Catherine the Great’s birthday is this month, and you can have all the presents—a free Kindle and a spa basket fit for an empress (or emperor).

Go to www.coolwellpress.com/sins and sign your name. That’s all you have to do. Of course, I’d love it if you would buy the novel I wrote about Catherine, although that’s not necessary to win. The novel is called Sins of the Empress, published by Cool Well Press.

You may have heard of Catherine. She’s the tsarina with all the lovers. The one they tell that salacious story about having sex with a horse. That story is NOT true. It is true that she was a very passionate woman, not only in her love life, but in all that she did. That’s the reason she is such a good subject for a novel.

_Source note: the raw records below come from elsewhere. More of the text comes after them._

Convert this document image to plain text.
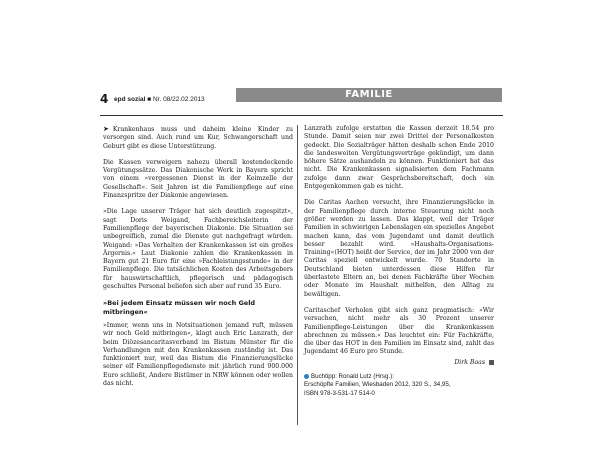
4 epd sozial ■ Nr. 08/22.02.2013	FAMILIE

➤ Krankenhaus muss und daheim kleine Kinder zu versorgen sind. Auch rund um Kur, Schwangerschaft und Geburt gibt es diese Unterstützung.

Die Kassen verweigern nahezu überall kostendeckende Vergütungssätze. Das Diakonische Werk in Bayern spricht von einem »vergessenen Dienst in der Keimzelle der Gesellschaft«. Seit Jahren ist die Familienpflege auf eine Finanzspritze der Diakonie angewiesen.

»Die Lage unserer Träger hat sich deutlich zugespitzt«, sagt Doris Weigand, Fachbereichsleiterin der Familienpflege der bayerischen Diakonie. Die Situation sei unbegreiflich, zumal die Dienste gut nachgefragt würden. Weigand: »Das Verhalten der Krankenkassen ist ein großes Ärgernis.« Laut Diakonie zahlen die Krankenkassen in Bayern gut 21 Euro für eine »Fachleistungsstunde« in der Familienpflege. Die tatsächlichen Kosten des Arbeitsgebers für hauswirtschaftlich, pflegerisch und pädagogisch geschultes Personal beliefen sich aber auf rund 35 Euro.

»Bei jedem Einsatz müssen wir noch Geld mitbringen«

»Immer, wenn uns in Notsituationen jemand ruft, müssen wir noch Geld mitbringen«, klagt auch Eric Lanzrath, der beim Diözesancaritasverband im Bistum Münster für die Verhandlungen mit den Krankenkassen zuständig ist. Das funktioniert nur, weil das Bistum die Finanzierungslücke seiner elf Familienpflegedienste mit jährlich rund 900.000 Euro schließt, Andere Bistümer in NRW können oder wollen das nicht.

Lanzrath zufolge erstatten die Kassen derzeit 18.54 pro Stunde. Damit seien nur zwei Drittel der Personalkosten gedeckt. Die Sozialträger hätten deshalb schon Ende 2010 die landesweiten Vergütungsverträge gekündigt, um dann höhere Sätze aushandeln zu können. Funktioniert hat das nicht. Die Krankenkassen signalisierten dem Fachmann zufolge dann zwar Gesprächsbereitschaft, doch ein Entgegenkommen gab es nicht.

Die Caritas Aachen versucht, ihre Finanzierungslücke in der Familienpflege durch interne Steuerung nicht noch größer werden zu lassen. Das klappt, weil der Träger Familien in schwierigen Lebenslagen ein spezielles Angebot machen kann, das vom Jugendamt und damit deutlich besser bezahlt wird. »Haushalts-Organisations-Training«(HOT) heißt der Service, der im Jahr 2000 von der Caritas speziell entwickelt wurde. 70 Standorte in Deutschland bieten unterdessen diese Hilfen für überlastete Eltern an, bei denen Fachkräfte über Wochen oder Monate im Haushalt mithelfen, den Alltag zu bewältigen.

Caritaschef Verholen gibt sich ganz pragmatisch: »Wir versuchen, nicht mehr als 30 Prozent unserer Familienpflege-Leistungen über die Krankenkassen abrechnen zu müssen.« Das leuchtet ein: Für Fachkräfte, die über das HOT in den Familien im Einsatz sind, zahlt das Jugendamt 46 Euro pro Stunde.

Dirk Baas
Buchtipp: Ronald Lutz (Hrsg.):
Erschöpfte Familien, Wiesbaden 2012, 320 S., 34,95,
ISBN 978-3-531-17 514-0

She was forced into an arranged marriage with the heir to the Russian throne when she was still in her teens. Her husband, Peter III, had been an alcoholic since the age of eleven, and it stunted his growth, both physically and emotionally. On his wedding night he brought his toy wooden soldiers to share the bed with Catherine.

She was under pressure to produce an heir, and since her husband didn’t seem to understand the mechanics of sex, her ladies-in-waiting convinced her to take a lover. She had several before her life ended (by natural causes, not by the horse incident), and she did produce an heir as well as another son and daughter. One of the tragedies of her life was that she was not allowed to see her children, and she risked her life to be with them.

Some accused her of murdering her husband—I’ll let you decide whether or not she did after you read the book. She did manage to secure the throne, though, even before his death, and proved to be one of the greatest rulers of the Russian Empire.

She was no ordinary woman, refusing to stay within the confines of what a woman “should do.” Many disapproved of her, many still do. That is exactly the kind of woman who makes a great story—the kind I love to write about.